In some cases, your doctor may suggest infusion treatments that do not also function as disease-modifying drugs for MS. These treatments are used most commonly for MS attacks or relapses. They include:

  • Plasmapheresis: Plasmapheresis involves removing blood from your body, filtering it to remove antibodies that may be attacking your nervous system, and sending the “cleansed” blood back into your body through a transfusion.
  • Intravenous immunoglobulin (IVIG): In IVIG therapy, you receive blood plasma donations from people without immune conditions. This transfusion helps boost your immune system.
  • Rituximab (Rituxan): This treatment works by targeting WBCs known as B lymphocytes. It’s traditionally used to help treat conditions such as rheumatoid arthritis, non-Hodgkin’s lymphoma, and chronic lymphocytic leukemia.
  • Methylprednisolone (Solu-Medrol): Methylprednisolone is a potent anti-inflammatory steroid. Like other steroids used for MS, it works by helping to prevent inflammatory cells from crossing into your central nervous system.

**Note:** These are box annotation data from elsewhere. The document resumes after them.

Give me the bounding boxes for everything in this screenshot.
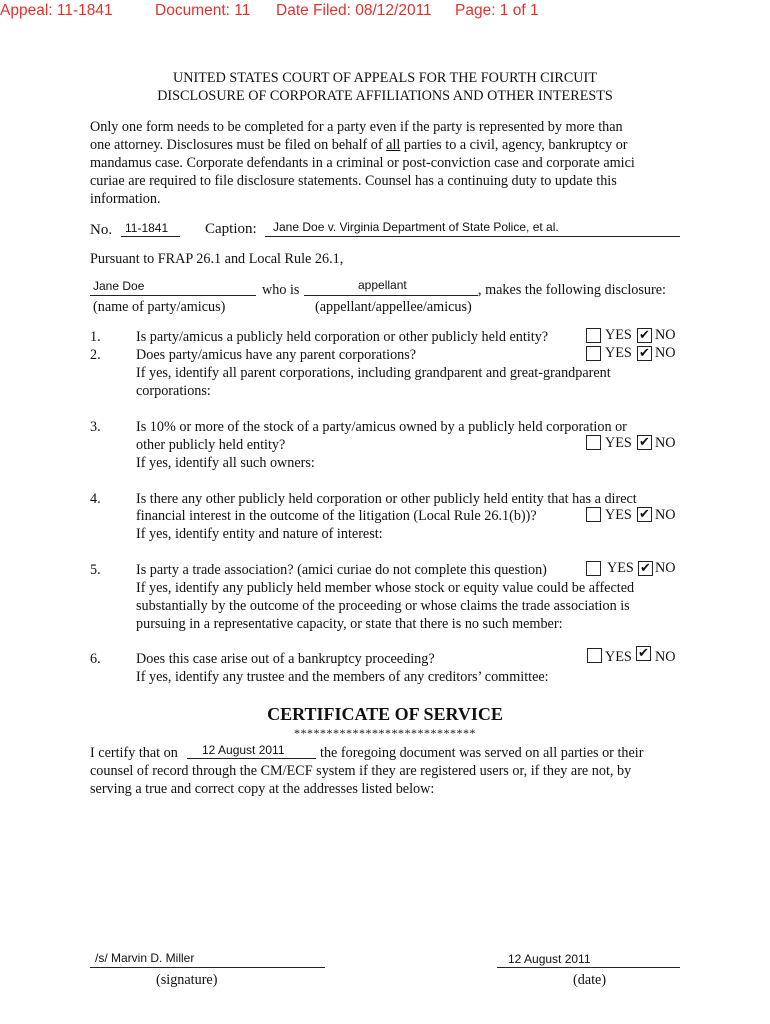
- q5-text: Is party a trade association? (amici curiae do not complete this question): [136, 562, 547, 578]
- certify-line3: serving a true and correct copy at the addresses listed below:: [90, 781, 435, 797]
- q6-yes-checkbox[interactable]: [587, 648, 602, 663]
- q6-text: Does this case arise out of a bankruptcy proceeding?: [136, 651, 435, 667]
- party-name-underline: [90, 295, 256, 296]
- makes-disclosure-label: , makes the following disclosure:: [478, 282, 666, 298]
- party-role-underline: [304, 295, 478, 296]
- party-name-caption: (name of party/amicus): [93, 299, 226, 315]
- q5-instruction: If yes, identify any publicly held member whose stock or equity value could be affected: [136, 580, 635, 596]
- q4-text: Is there any other publicly held corporation or other publicly held entity that has a direct: [136, 491, 637, 507]
- caption-underline: [265, 236, 680, 237]
- q6-no-label: NO: [655, 649, 676, 665]
- q2-yes-label: YES: [605, 345, 632, 361]
- caption-label: Caption:: [205, 221, 257, 237]
- q6-number: 6.: [90, 651, 101, 667]
- date-caption: (date): [573, 972, 607, 988]
- q2-no-checkbox[interactable]: ✔: [637, 346, 652, 361]
- q3-yes-checkbox[interactable]: [586, 435, 601, 450]
- signature-line: [90, 967, 325, 968]
- q4-number: 4.: [90, 491, 101, 507]
- q5-instruction-2: substantially by the outcome of the proceeding or whose claims the trade association is: [136, 598, 630, 614]
- q5-no-checkbox[interactable]: ✔: [638, 561, 653, 576]
- q4-yes-label: YES: [605, 507, 632, 523]
- q3-no-label: NO: [655, 435, 676, 451]
- q3-number: 3.: [90, 419, 101, 435]
- page-count: Page: 1 of 1: [455, 2, 539, 19]
- signature-date-field[interactable]: 12 August 2011: [508, 952, 591, 966]
- q5-instruction-3: pursuing in a representative capacity, or state that there is no such member:: [136, 616, 563, 632]
- appeal-number: Appeal: 11-1841: [0, 2, 113, 19]
- case-no-underline: [121, 236, 180, 237]
- q5-number: 5.: [90, 562, 101, 578]
- certify-line2: counsel of record through the CM/ECF system if they are registered users or, if they are not, by: [90, 763, 632, 779]
- form-title-line1: UNITED STATES COURT OF APPEALS FOR THE FOURTH CIRCUIT: [173, 70, 597, 86]
- q3-text-2: other publicly held entity?: [136, 437, 286, 453]
- case-no-field[interactable]: 11-1841: [125, 221, 169, 235]
- pursuant-line: Pursuant to FRAP 26.1 and Local Rule 26.1,: [90, 251, 344, 267]
- certify-text: the foregoing document was served on all parties or their: [320, 745, 644, 761]
- q1-number: 1.: [90, 329, 101, 345]
- q1-no-checkbox[interactable]: ✔: [637, 328, 652, 343]
- q2-instruction: If yes, identify all parent corporations, including grandparent and great-grandparent: [136, 365, 611, 381]
- q2-yes-checkbox[interactable]: [586, 346, 601, 361]
- date-filed: Date Filed: 08/12/2011: [276, 2, 432, 19]
- service-date-field[interactable]: 12 August 2011: [202, 743, 285, 757]
- q6-no-checkbox[interactable]: ✔: [636, 646, 651, 661]
- q4-no-checkbox[interactable]: ✔: [637, 507, 652, 522]
- intro-line2: one attorney. Disclosures must be filed on behalf of all parties to a civil, agency, bankruptcy or: [90, 137, 628, 153]
- case-no-label: No.: [90, 222, 113, 238]
- who-is-label: who is: [262, 282, 300, 298]
- q5-yes-checkbox[interactable]: [586, 561, 601, 576]
- q4-yes-checkbox[interactable]: [586, 507, 601, 522]
- q2-instruction-2: corporations:: [136, 383, 211, 399]
- intro-line3: mandamus case. Corporate defendants in a criminal or post-conviction case and corporate amici: [90, 155, 635, 171]
- q6-instruction: If yes, identify any trustee and the members of any creditors’ committee:: [136, 669, 549, 685]
- q5-no-label: NO: [655, 560, 676, 576]
- q4-no-label: NO: [655, 507, 676, 523]
- intro-line1: Only one form needs to be completed for a party even if the party is represented by more than: [90, 119, 623, 135]
- caption-field[interactable]: Jane Doe v. Virginia Department of State Police, et al.: [273, 220, 559, 234]
- q3-no-checkbox[interactable]: ✔: [637, 435, 652, 450]
- q1-text: Is party/amicus a publicly held corporation or other publicly held entity?: [136, 329, 549, 345]
- q1-no-label: NO: [655, 327, 676, 343]
- q4-text-2: financial interest in the outcome of the litigation (Local Rule 26.1(b))?: [136, 508, 537, 524]
- q1-yes-checkbox[interactable]: [586, 328, 601, 343]
- intro-line4: curiae are required to file disclosure statements. Counsel has a continuing duty to update this: [90, 173, 617, 189]
- signature-caption: (signature): [156, 972, 218, 988]
- document-number: Document: 11: [155, 2, 251, 19]
- q6-yes-label: YES: [605, 649, 632, 665]
- date-line: [497, 967, 680, 968]
- q5-yes-label: YES: [607, 560, 634, 576]
- q3-yes-label: YES: [605, 435, 632, 451]
- certify-label: I certify that on: [90, 745, 178, 761]
- q2-text: Does party/amicus have any parent corporations?: [136, 347, 417, 363]
- party-role-field[interactable]: appellant: [358, 278, 407, 292]
- q4-instruction: If yes, identify entity and nature of interest:: [136, 526, 383, 542]
- q1-yes-label: YES: [605, 327, 632, 343]
- service-date-underline: [187, 758, 316, 759]
- form-title-line2: DISCLOSURE OF CORPORATE AFFILIATIONS AND OTHER INTERESTS: [157, 88, 613, 104]
- q2-number: 2.: [90, 347, 101, 363]
- q3-instruction: If yes, identify all such owners:: [136, 455, 315, 471]
- party-role-caption: (appellant/appellee/amicus): [315, 299, 472, 315]
- q2-no-label: NO: [655, 345, 676, 361]
- certificate-title: CERTIFICATE OF SERVICE: [267, 704, 503, 724]
- signature-field[interactable]: /s/ Marvin D. Miller: [95, 951, 195, 965]
- party-name-field[interactable]: Jane Doe: [93, 279, 145, 293]
- q3-text: Is 10% or more of the stock of a party/amicus owned by a publicly held corporation or: [136, 419, 627, 435]
- certificate-stars: ****************************: [294, 726, 476, 740]
- intro-line5: information.: [90, 191, 161, 207]
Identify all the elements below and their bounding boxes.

A healthcare professional will administer infusion treatments in a clinical setting, such as an infusion center, or sometimes in the comfort of your home.

The medication is delivered slowly through a needle, typically into a vein. Because the medication is going directly into your bloodstream, a healthcare professional will usually monitor you while you’re receiving the treatment.

Side effects of the infusion process

The infusion process itself can cause side effects, which may include:

  • bruising or bleeding at the injection site
  • reddening and warming of your skin (flushing)
  • chills
  • nausea

You can also have an infusion reaction. This is a drug reaction on your skin.

For all these drugs, an infusion reaction is more likely to happen within the first 2 hours of administration. But it’s also possible for a reaction to happen up to 24 hours later.

Symptoms of an infusion reaction can include:

  • hives
  • scaly patches on your skin
  • warmth or fever
  • rash

Infusion treatments can be a good option to help treat MS symptoms and flare-ups.

These drugs aren’t right for everyone. They carry risks of rare but serious complications. Still, many people have found them helpful.

If you have progressive MS or are looking for a better way to manage your symptoms, ask your doctor about infusion treatments. Your doctor can help you decide whether these drugs might be a good choice for you.